Sunday, August 25, 2013

Cargo cult suburbanism

It seems that every time there's a proposal for a multiple unit apartment or condo building, some voices will pop up and whine, "why can't they just build some affordable single (or two-) family detached houses?!?!" Some will even go on to make the wild claim that multi-unit buildings "cause" single family detached house prices to rise.

This thought process is completely backwards: like blaming your runny nose for causing your cold. Instead, it is the rising prices on existing homes which attracts developers to build more homes, and eventually multi-unit buildings.

The reason the prices on single family homes are going up is because that kind of structure is an inefficient use of an increasingly valuable and limited resource: land.

It has nothing to do with the presence of multi-unit housing. In general, if land prices go up, then home prices will go up. If you want to reduce home prices on the open market, either: (a) find a way to reduce land prices, or (b) subdivide the land more efficiently.

Seeing this misunderstanding perpetuated, I get the feeling that some people in Boston believe in a fairy tale, what I've started to call: "cargo cult suburbanism."

In essence: the followers of this cargo cult remember a time in the past when giant single family homes were affordable, and even seemed to be the only option for families.

Therefore, they try to force everyone to build 1950s-style single family homes in the hopes of attracting families at reasonable prices. Followers of this cult have infiltrated city hall to the point where in most neighborhoods, the only development allowed by-right is this kind of suburbanism, even in areas of the city which have many apartment buildings.

The cultists believe that the ritual of forcing the development of such single family detached houses will magically, somehow, make them affordable to average families. There's no actual economic reason for that to work. It's an imitation of a form that sometimes works elsewhere under much different conditions, but is unsuitable for much of the city. That's why I'm calling it "cargo cult" thinking.

What's worse, not only does "cargo cult suburbanism" create unaffordable and unrealistic housing, the stock that remains ends up in slumlord hands, as they are the only ones with enough money to buy such large units. Then, the demand to live here is so strong, and the supply of homes is so weak, that some people feel that they have no choice but to fall into the hands of unscrupulous slumlords.

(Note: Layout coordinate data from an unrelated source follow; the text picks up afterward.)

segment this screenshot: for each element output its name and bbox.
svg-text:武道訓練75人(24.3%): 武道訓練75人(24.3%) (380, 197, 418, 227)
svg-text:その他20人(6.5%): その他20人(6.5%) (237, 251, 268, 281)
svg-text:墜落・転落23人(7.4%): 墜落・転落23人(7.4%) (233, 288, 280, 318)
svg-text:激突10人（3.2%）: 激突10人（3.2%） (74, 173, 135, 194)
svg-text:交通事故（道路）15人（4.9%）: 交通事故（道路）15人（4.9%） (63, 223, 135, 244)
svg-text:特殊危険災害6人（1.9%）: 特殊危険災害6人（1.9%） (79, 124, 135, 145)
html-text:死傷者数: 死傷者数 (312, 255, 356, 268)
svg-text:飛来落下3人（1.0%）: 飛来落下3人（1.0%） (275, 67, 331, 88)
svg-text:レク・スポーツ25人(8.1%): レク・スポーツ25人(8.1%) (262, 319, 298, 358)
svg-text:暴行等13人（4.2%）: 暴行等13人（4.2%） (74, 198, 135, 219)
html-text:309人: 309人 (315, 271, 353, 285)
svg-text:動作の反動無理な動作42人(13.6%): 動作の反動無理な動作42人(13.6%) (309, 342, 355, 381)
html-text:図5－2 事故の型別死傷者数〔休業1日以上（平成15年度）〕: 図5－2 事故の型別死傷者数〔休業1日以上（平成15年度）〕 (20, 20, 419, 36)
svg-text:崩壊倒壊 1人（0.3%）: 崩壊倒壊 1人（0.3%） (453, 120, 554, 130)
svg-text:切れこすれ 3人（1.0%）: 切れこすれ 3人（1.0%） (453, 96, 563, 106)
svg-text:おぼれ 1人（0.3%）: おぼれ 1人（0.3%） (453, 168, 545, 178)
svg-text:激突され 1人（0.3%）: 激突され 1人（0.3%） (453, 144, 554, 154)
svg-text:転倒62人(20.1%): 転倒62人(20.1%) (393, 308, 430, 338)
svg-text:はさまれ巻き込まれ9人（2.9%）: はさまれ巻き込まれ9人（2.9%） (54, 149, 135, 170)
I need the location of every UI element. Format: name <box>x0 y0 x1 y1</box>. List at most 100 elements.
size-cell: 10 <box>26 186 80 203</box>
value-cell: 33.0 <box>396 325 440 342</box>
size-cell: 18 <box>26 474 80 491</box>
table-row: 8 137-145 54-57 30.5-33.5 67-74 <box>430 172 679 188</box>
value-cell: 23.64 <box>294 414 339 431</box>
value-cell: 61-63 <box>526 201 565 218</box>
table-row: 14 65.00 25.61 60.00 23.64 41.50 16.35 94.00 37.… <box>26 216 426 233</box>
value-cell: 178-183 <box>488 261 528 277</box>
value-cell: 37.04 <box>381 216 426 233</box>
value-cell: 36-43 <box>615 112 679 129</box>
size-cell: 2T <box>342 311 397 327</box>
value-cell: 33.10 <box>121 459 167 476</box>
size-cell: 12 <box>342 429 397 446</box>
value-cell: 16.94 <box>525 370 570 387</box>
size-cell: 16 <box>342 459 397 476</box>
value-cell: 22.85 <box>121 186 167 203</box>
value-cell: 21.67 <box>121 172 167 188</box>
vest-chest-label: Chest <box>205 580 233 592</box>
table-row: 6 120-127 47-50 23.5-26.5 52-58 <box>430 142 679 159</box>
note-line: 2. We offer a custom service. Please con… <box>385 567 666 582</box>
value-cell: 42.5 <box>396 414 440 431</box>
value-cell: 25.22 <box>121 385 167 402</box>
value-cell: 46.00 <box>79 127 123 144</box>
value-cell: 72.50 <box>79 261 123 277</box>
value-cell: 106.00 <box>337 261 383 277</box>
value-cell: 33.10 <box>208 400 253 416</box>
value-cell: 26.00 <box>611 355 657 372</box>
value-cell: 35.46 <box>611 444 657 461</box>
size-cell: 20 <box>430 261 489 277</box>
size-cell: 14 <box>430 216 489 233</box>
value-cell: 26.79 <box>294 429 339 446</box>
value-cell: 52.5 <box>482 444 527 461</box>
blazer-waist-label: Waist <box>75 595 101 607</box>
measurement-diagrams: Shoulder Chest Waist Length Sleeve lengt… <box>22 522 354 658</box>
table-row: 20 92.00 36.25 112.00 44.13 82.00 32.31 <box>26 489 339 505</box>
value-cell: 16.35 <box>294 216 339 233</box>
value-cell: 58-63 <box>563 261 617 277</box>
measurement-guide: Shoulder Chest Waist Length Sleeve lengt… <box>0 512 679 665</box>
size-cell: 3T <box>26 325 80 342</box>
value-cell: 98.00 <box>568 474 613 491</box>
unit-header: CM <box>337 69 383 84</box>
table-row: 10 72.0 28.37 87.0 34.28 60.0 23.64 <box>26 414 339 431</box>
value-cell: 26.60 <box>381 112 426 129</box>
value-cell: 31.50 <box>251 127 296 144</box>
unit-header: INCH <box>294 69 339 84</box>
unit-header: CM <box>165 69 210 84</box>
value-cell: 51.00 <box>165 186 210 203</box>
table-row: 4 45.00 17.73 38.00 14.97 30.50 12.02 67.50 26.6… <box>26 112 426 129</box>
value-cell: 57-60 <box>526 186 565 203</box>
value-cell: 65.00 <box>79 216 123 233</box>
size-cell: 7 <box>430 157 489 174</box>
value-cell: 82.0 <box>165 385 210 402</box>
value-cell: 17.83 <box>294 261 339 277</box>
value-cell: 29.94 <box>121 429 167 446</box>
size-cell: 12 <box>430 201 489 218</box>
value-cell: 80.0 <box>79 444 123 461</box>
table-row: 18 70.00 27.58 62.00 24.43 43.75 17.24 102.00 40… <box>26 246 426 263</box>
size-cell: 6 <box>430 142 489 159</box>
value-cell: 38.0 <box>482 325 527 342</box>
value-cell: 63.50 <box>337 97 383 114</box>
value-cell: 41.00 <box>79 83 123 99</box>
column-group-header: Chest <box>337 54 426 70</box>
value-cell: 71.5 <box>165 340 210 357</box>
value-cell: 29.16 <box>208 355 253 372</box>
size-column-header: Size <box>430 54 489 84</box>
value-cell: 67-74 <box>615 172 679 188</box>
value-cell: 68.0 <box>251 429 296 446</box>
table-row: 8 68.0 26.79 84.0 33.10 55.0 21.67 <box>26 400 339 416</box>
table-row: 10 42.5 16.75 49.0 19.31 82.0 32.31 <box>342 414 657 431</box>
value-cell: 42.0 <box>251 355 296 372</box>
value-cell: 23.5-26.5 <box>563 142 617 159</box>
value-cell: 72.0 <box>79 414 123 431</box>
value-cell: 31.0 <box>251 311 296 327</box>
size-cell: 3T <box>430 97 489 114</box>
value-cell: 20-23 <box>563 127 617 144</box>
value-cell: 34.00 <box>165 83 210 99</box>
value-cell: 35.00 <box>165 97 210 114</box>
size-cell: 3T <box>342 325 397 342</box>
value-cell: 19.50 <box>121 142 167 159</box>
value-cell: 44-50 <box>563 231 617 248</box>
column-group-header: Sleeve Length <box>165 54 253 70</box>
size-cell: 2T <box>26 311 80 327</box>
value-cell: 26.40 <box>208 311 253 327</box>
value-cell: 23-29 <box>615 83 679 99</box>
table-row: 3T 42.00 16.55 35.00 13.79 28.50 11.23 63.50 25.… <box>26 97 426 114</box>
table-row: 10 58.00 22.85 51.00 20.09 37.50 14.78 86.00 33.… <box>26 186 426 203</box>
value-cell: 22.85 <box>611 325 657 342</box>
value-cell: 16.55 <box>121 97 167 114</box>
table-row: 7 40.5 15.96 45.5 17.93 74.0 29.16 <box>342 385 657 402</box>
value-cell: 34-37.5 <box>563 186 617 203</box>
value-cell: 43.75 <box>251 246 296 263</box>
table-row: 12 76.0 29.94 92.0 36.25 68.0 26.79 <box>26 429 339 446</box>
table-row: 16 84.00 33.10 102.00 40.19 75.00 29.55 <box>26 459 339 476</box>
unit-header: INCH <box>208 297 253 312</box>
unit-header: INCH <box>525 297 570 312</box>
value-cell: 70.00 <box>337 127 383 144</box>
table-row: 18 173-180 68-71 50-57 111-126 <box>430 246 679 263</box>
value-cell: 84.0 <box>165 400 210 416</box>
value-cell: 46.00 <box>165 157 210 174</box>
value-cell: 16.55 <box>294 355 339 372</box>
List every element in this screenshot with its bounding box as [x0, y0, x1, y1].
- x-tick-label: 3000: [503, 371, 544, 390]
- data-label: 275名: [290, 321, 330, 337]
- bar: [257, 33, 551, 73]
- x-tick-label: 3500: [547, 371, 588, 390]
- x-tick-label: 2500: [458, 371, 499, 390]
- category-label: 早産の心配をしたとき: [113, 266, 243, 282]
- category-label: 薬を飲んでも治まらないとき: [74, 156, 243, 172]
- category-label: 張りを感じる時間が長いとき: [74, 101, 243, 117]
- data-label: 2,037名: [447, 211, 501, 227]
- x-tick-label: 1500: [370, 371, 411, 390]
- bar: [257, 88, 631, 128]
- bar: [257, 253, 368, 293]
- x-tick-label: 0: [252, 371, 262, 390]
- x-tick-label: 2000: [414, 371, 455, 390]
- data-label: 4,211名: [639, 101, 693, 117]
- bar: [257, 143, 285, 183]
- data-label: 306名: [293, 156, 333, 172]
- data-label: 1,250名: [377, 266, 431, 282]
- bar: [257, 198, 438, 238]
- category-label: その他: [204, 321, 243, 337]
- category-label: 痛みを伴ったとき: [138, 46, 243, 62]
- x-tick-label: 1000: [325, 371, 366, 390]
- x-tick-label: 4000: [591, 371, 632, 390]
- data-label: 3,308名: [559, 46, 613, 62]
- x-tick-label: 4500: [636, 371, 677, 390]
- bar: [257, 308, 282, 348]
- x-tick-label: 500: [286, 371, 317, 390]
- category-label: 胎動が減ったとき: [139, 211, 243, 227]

The giant, detached single family homes, favored by the "cargo cultists," are easily subdivided into many illegal units. Some have been found to have twenty people living in them, such as the house which burned down this summer and claimed the life of a student.

Nobody wants to live in such conditions. We desperately need more legal, clean units to be created here. But the elected officials have failed their constituents. The zoning laws, barely changed from the 1950s, are completely out of touch with reality. The slumlords are the direct beneficiary of this screwed up situation. And who knows what kind of money changes hands behind closed doors to keep it this way.

The "cargo cultists" will claim that they just want to provide housing for families. I agree with the goal of finding ways to provide reasonably priced housing for families, but I don't buy into cargo cults. There's no reason why a diversity of housing options cannot serve families, or anyone else, just as well as (or better than) the stereotypical 1950s-style single-family detached house.

When land starts to become more expensive, it has to be used more efficiently, or else people of modest means will not be able to afford to live here anymore. Subsidized housing is a poor substitute. Some of that may be unavoidable, but for the majority of people, they ought to be able to find housing on the normal market. We need to put an end to the ridiculously bad zoning laws and arbitrary process which has defined Boston development for over two generations. The city got away with its dysfunction in the past during a time of decline and when the population was forced to sprawl. And people seemed to accept that fate. But that's no longer the case anymore. The population of the city is growing. This will be the challenge for the next mayor: to increase and provide a diversity of housing options for people of all different means and backgrounds. And to find a way to break the self-perpetuating cycle of corruption and NIMBYism which drags us down.

1 comment:

  1. Great post. In CT commuter towns, the objection is not only to multifamily, but even to small-lot single-family detached housing (so called "cottage housing"). It seems that the physical illusion of 1950s affordable suburbia must be preserved at all costs, even as the housing stock deteriorates (it often can't be legally replaced at the same density) and living standards fall. Urbanization would herald the apocalypse, no doubt.

    Although the argument is often couched in terms of family-friendliness, as you mention, young families are actually abandoning the area thanks to the zoning laws perpetuated by their parents' generation. For instance, New Canaan's average age is now 43, up from 40 in 2000, with more people over age 80 than between 25 and 34 -- the towns are becoming retirement communities, partly since young people can't afford the homes either to buy or rent, and partly because older people have nowhere to downsize to, so must remain in their homes or else relocate out-of-state.